During a rough week for the market, Sherwin-Williams (SHW 2.23%) was an unusual winner. The paint company delivered a strong first-quarter earnings report and benefited from a broader rotation out of growth stocks and into safer stocks. According to data from S&P Global Market Intelligence, the stock was up 15.7% for the week as of Thursday at 12:55 p.m. ET.
Remarkably, Sherwin-Williams has gained ground every day this week even as the S&P 500 is down by close to 1%, a sign that investors see the building materials company as a good holding during this period of macroeconomic uncertainty.
Shares jumped 9.4% on Tuesday after the company showed off its strong Q1 results, which assuaged investors' concerns that challenges like a slowing housing market or inflation could be taking a toll on its business.
Revenue rose 7.4% to $5 billion, topping the consensus estimate of $4.91 billion, with same-store sales up 3.8% in its Americas segment. Revenue in its performance coatings business, which includes specialized products sold to commercial customers, jumped by 20.4% to $1.65 billion, but increased raw material costs erased any profit gains.

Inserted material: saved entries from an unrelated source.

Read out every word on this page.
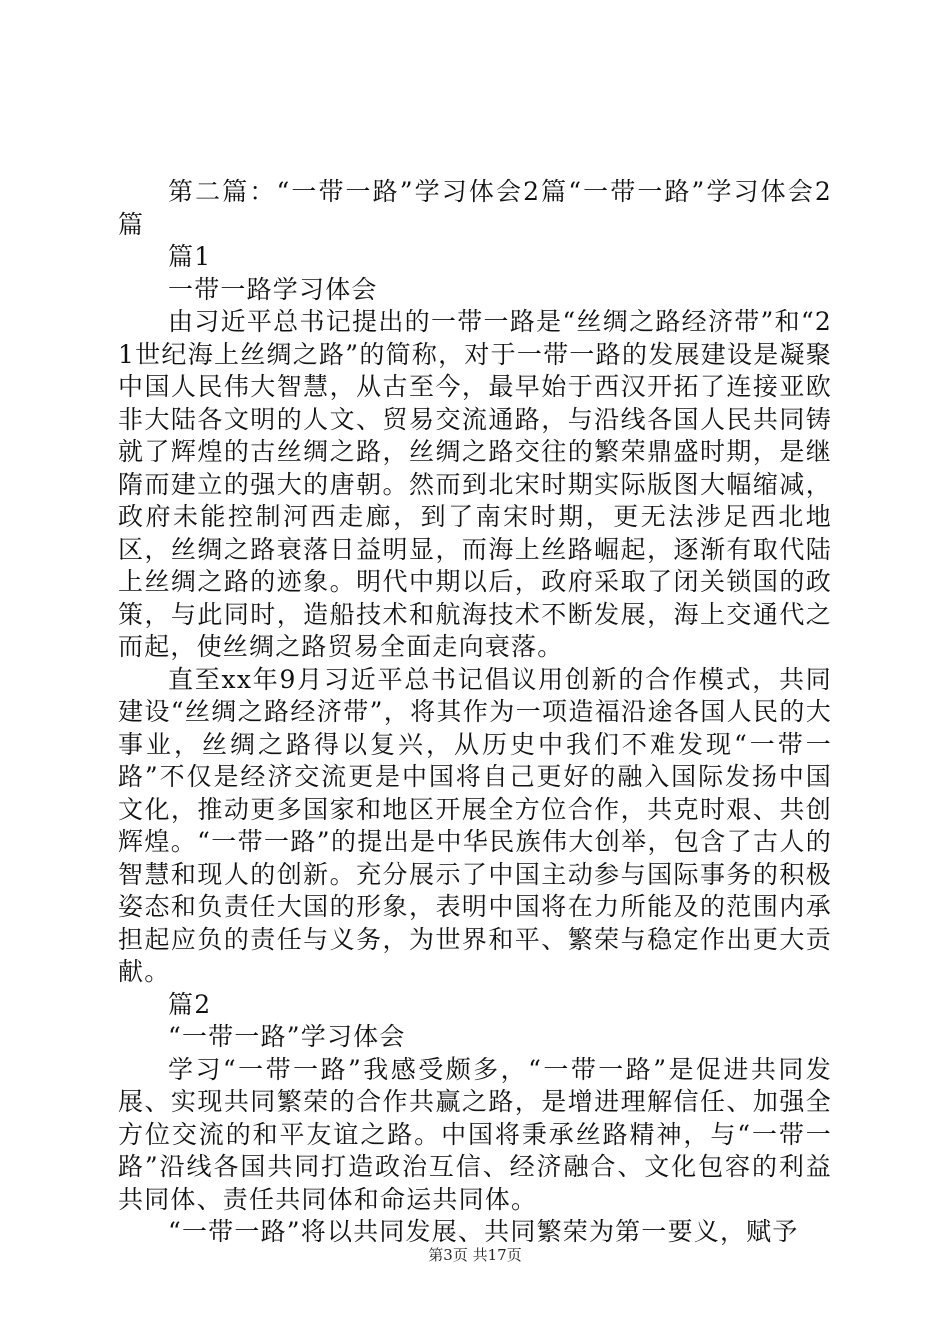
第二篇：“一带一路”学习体会2篇“一带一路”学习体会2篇

篇1

一带一路学习体会

由习近平总书记提出的一带一路是“丝绸之路经济带”和“21世纪海上丝绸之路”的简称，对于一带一路的发展建设是凝聚中国人民伟大智慧，从古至今，最早始于西汉开拓了连接亚欧非大陆各文明的人文、贸易交流通路，与沿线各国人民共同铸就了辉煌的古丝绸之路，丝绸之路交往的繁荣鼎盛时期，是继隋而建立的强大的唐朝。然而到北宋时期实际版图大幅缩减，政府未能控制河西走廊，到了南宋时期，更无法涉足西北地区，丝绸之路衰落日益明显，而海上丝路崛起，逐渐有取代陆上丝绸之路的迹象。明代中期以后，政府采取了闭关锁国的政策，与此同时，造船技术和航海技术不断发展，海上交通代之而起，使丝绸之路贸易全面走向衰落。

直至xx年9月习近平总书记倡议用创新的合作模式，共同建设“丝绸之路经济带”，将其作为一项造福沿途各国人民的大事业，丝绸之路得以复兴，从历史中我们不难发现“一带一路”不仅是经济交流更是中国将自己更好的融入国际发扬中国文化，推动更多国家和地区开展全方位合作，共克时艰、共创辉煌。“一带一路”的提出是中华民族伟大创举，包含了古人的智慧和现人的创新。充分展示了中国主动参与国际事务的积极姿态和负责任大国的形象，表明中国将在力所能及的范围内承担起应负的责任与义务，为世界和平、繁荣与稳定作出更大贡献。

篇2

“一带一路”学习体会

学习“一带一路”我感受颇多，“一带一路”是促进共同发展、实现共同繁荣的合作共赢之路，是增进理解信任、加强全方位交流的和平友谊之路。中国将秉承丝路精神，与“一带一路”沿线各国共同打造政治互信、经济融合、文化包容的利益共同体、责任共同体和命运共同体。

“一带一路”将以共同发展、共同繁荣为第一要义，赋予

第3页 共17页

In fact, operating margins fell in all three of its business segments, mostly due to rising costs, though supply chain issues were a factor as well. As a result, adjusted earnings per share slipped from $2.06 in the year-ago quarter to $1.61 this time, though that still beat expectations at $1.55.
"Our team delivered results in line with our expectations in an environment characterized by strong demand, ongoing cost inflation, and choppy raw material availability that improved meaningfully in the final weeks of the quarter," said CEO John Morikis.
Following the report, analysts' notes on the stock and the quarter were mostly positive.
Based on Sherwin-Williams' guidance, management does not think the profit headwinds will last. For the year, it's targeting adjusted earnings per share in the $9.25 to $9.65 range. At the midpoint, that's ahead of the consensus estimate of $9.31 per share, and would represent 16% growth. Management expects its year-over-year comparisons to get easier and supply chain challenges to alleviate as 2022 progresses.
The company also forecast top-line growth in the high-single-digit to low-double-digit percentage range.
Sherwin-Williams has been a longtime outperformer. Its latest report should only give investors more confidence that the company can continue to deliver strong returns.